SIAT                                                                                       M. Fahli Zatra Hadi

Respon Pemerintah Thailand Terhadap Agama Islam di Thailand



Disusun Oleh :
ANISYAH
AGUNG KURNIAWAN



JURUSAN ILMU KOMUNIKASI
FAKULTAS DAKWAH DAN ILMU KOMUNIKASI
2015/2016



KATA PENGANTAR

Alhamdulillah segala puji bagi Allah SWT yang telah memberikan rahmat dan karunia-Nya sehingga penulis dapat menyelesaikan tugas makalah SIAT “Respon Pemerintah Thailand Terhadap Agama Islam di Thailand”. Sholawat beserta salam kita hadiahkan kepada nabi Muhammad SAW yang mana telah membawa umatnya dari zaman jahiliyah ke zaman berilmu pengetahuan seperti saat ini.
Dan tak lupa pula ucapan terima kasih sebesar-besarnya kepada dosen pengajar mata kuliah SIAT yaitu Bapak M. FAHLI ZATRA HADI. Penulis menyadari  bahwa makalah ini jauh dari kesempurnaan , maka dari itu kritik dan saran sangat diharapkan penulis untuk kesempurnaan tugas ini dan semoga bermanfaat.




Pekanbaru , Maret 2015
Penulis




DAFTAR ISI
KATA PENGANTAR................................................................................ i
DAFTAR ISI................................................................................................ ii
BAB I PENDAHULUAN
A.    Latar Belakang................................................................................... 1
B.     Rumusan Masalah.............................................................................. 1
C.     Tujuan................................................................................................. 1
BAB II PEMBAHASAN
A.    Kebijakan Pemerintah Terhadap Muslim Thailand............................ 2
B.     Problem-Problem Muslim di Thailand................................................ 6
C.     Kebijakan Pemerintah Terhadap Perkembangan Kotemporer Muslim  Thailand...... 8

BAB III PENUTUP

A.    Kesimpulan......................................................................................... 12
B.     Saran................................................................................................... 12
DAFTAR PUSTAKA





BAB I
PENDAHULUAN
A.      Latar Belakang

       Jumlah penduduk Muslim di Thailand sekitar 15 persen, dibandingkan penganut Budha, sekitar 80 persen. Mayoritas Muslim tinggal di Thailand Selatan, sekitar 1,5 juta jiwa atau 80 persen dari total penduduk, khususnya di Patani, Nala, Naratiwat, tiga provinsi yang sangat mewarnai dinamika di Thailand Selatan.
      
       Thailand selatan terdiri atas lima provinsi : Pattani, Yala, Naratiwat, Satun dan Songkhla, dengan total penduduk 6.326.732 (Kantor Statistik Nasional, Thailand, 2002). Mayoritas penduduk Muslim terhadap di empat provinsi: Pattani, Yala, Naratiwat, dan Satun, yaitu sekitar 71% di perkotaan, dan 86% (YCCI, 2006: 34), sedangkan di Songkhla, Muslim sekitar 19% minoritas, dan 76.6% Budha.

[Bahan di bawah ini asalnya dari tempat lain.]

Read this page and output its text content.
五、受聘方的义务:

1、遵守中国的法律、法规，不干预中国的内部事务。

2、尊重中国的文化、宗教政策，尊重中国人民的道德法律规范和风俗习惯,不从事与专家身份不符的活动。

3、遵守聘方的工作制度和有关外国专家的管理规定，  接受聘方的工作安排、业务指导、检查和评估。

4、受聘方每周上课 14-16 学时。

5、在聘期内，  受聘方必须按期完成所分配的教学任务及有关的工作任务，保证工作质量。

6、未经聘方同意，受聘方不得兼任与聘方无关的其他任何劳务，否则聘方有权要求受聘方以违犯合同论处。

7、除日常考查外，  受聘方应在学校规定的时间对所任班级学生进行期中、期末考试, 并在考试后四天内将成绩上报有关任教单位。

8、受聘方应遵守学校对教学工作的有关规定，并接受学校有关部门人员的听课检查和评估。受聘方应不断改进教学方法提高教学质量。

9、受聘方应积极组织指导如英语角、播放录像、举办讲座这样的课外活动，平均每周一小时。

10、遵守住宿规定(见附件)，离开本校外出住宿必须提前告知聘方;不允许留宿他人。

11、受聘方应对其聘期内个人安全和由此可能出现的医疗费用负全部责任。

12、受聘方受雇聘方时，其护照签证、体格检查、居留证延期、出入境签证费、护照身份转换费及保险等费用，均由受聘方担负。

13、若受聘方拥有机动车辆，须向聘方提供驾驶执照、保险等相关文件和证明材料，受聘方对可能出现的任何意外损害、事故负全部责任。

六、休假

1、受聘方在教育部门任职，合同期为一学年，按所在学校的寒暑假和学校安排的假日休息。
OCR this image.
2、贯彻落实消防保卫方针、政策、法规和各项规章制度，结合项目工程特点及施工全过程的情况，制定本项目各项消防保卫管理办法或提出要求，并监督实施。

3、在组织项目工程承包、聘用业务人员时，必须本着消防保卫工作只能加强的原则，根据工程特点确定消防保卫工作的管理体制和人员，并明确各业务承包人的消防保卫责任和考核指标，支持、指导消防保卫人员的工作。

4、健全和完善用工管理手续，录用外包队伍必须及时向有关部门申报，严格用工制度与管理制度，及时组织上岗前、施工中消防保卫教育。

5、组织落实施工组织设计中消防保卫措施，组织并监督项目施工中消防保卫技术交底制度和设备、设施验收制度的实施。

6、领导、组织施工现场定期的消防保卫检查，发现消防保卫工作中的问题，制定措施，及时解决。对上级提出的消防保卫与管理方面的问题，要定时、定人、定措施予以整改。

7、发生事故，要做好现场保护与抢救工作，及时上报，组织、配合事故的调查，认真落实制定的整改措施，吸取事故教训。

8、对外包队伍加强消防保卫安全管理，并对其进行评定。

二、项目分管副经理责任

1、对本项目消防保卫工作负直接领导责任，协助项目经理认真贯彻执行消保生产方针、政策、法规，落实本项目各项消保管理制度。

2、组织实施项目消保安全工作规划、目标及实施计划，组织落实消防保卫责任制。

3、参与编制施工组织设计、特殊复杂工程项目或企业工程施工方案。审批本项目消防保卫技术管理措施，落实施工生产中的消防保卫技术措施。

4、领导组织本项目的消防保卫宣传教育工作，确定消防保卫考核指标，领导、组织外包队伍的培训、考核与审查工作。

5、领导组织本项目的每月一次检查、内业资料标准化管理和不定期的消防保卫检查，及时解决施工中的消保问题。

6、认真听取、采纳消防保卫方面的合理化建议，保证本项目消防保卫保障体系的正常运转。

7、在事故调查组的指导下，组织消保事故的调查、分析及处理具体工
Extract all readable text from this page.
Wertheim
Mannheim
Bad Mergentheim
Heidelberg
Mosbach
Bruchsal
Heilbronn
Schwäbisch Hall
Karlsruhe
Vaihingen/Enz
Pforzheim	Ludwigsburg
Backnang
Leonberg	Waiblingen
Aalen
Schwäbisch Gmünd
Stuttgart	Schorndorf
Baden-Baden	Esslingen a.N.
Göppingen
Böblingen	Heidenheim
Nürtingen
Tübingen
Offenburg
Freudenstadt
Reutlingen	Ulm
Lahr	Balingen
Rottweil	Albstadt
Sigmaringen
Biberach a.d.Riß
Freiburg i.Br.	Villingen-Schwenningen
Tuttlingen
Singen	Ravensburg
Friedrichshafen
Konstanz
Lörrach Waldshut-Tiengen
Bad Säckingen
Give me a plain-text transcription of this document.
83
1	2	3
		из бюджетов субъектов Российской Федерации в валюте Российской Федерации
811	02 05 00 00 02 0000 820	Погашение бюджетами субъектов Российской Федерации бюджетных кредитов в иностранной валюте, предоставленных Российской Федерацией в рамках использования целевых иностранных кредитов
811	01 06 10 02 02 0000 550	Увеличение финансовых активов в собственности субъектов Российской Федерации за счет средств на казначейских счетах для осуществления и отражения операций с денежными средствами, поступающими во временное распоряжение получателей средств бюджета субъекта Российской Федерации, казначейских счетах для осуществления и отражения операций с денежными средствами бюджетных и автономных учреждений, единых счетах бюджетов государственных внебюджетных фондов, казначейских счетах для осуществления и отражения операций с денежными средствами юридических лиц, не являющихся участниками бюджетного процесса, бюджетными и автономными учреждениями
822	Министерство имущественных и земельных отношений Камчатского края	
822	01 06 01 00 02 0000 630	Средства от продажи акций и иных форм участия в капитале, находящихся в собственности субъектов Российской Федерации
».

       Selama masa integrasi Pattani, istilah untuk keempat provinsi yang mayoritas Muslim, masyarakat Thai Budhhist mendapat khusus dari pemerintah. Karena mereka selalu mendominasi sebagai pemimpin utama lembaga-lembaga pemerintah Thailand Selatan.
             
B.       Rumusan Masalah
       Bagaimana pengaruh kebijakan pemerintah Thailand terhadap perkembangan Muslim Thailand?
C.      Tujuan
       Agar mengetahui pengaruh kebijakan pemerintah terhadap pekembangan Muslim Thailand.


BAB II
PEMBAHASAN

A.    Kebijakan Pemerintah Terhadap Muslim Thailand
            Secara kultural, bagi dari segi agama, bahasa dan buadaya, minoritas Muslim Muangthai yang tinggal di Thailand Selatan merupakan bagian dari bangsa melayu, yang secara geografis berbatasan dengan negara-negara Melayu Malaysia. Namun dalam segi politik, mereka merupakan bagian dari bangsa Muangthai.
          Sebenarnya, Muslim Thailand lebih memilih memisahkan diri dari kerajaan Muangthai atau bergabung dengan Malaysia, meskipun berada dibawah pemerintahan Inggris, karena mereka dapat hidup bersama dengan masyarakat yang seagama, sebahasa, dan sebudaya. Dibawah pemerintahan Muangthai yang menganut agama Budha sebagai agama resmi negara, mereka merasa diperlakukan tidak adil sebagai minoritas. Disamping itu mereka terisolasi dan birokrasi negara, tetapi lebih disebabkan oleh perbedaan agama, bahasa dan kebudayaan. Sehingga asimilasi dan integrasi yang diharapkan pemerintah menjadi sulit tercapai. Kaum Muslim Thailand sebaliknya terkesan cenderung mengisolasi diri, hal itu karena mengalami kesulitan beradaptasi. Pertama, karena kebanyakan mereka (terutama yang tinggal di daerah rural  seperti Pattani,Yala, Naratiwat) hanya dapat berbicara sedikit bahasa Thai atau tidak bisa sama sekali. Ini membuat mereka tidak mampu berkomunikasi dengan kaum Cina dan Thai Budha. Kedua , berdasarkan keyakinan agama, kaum Muslim Thailand secara militan menolak perilaku sosial yang berkaitan dengan kedua kelompok tersebut. Mislanya mereka tidak diperbolehkan menghadiri perayaan agama lain atau menikah dengan penganut agama lain. Ketiga, ketakutan Muslim Thailand bahwa interaksi dengan Thai Budhis akan mengakibatkan anak-anak mereka menerima budaya Thai, melalui proses asimilasi dan berakibat mengikis tradisi Melayu serta nilai-nilai ajaran agama Islam.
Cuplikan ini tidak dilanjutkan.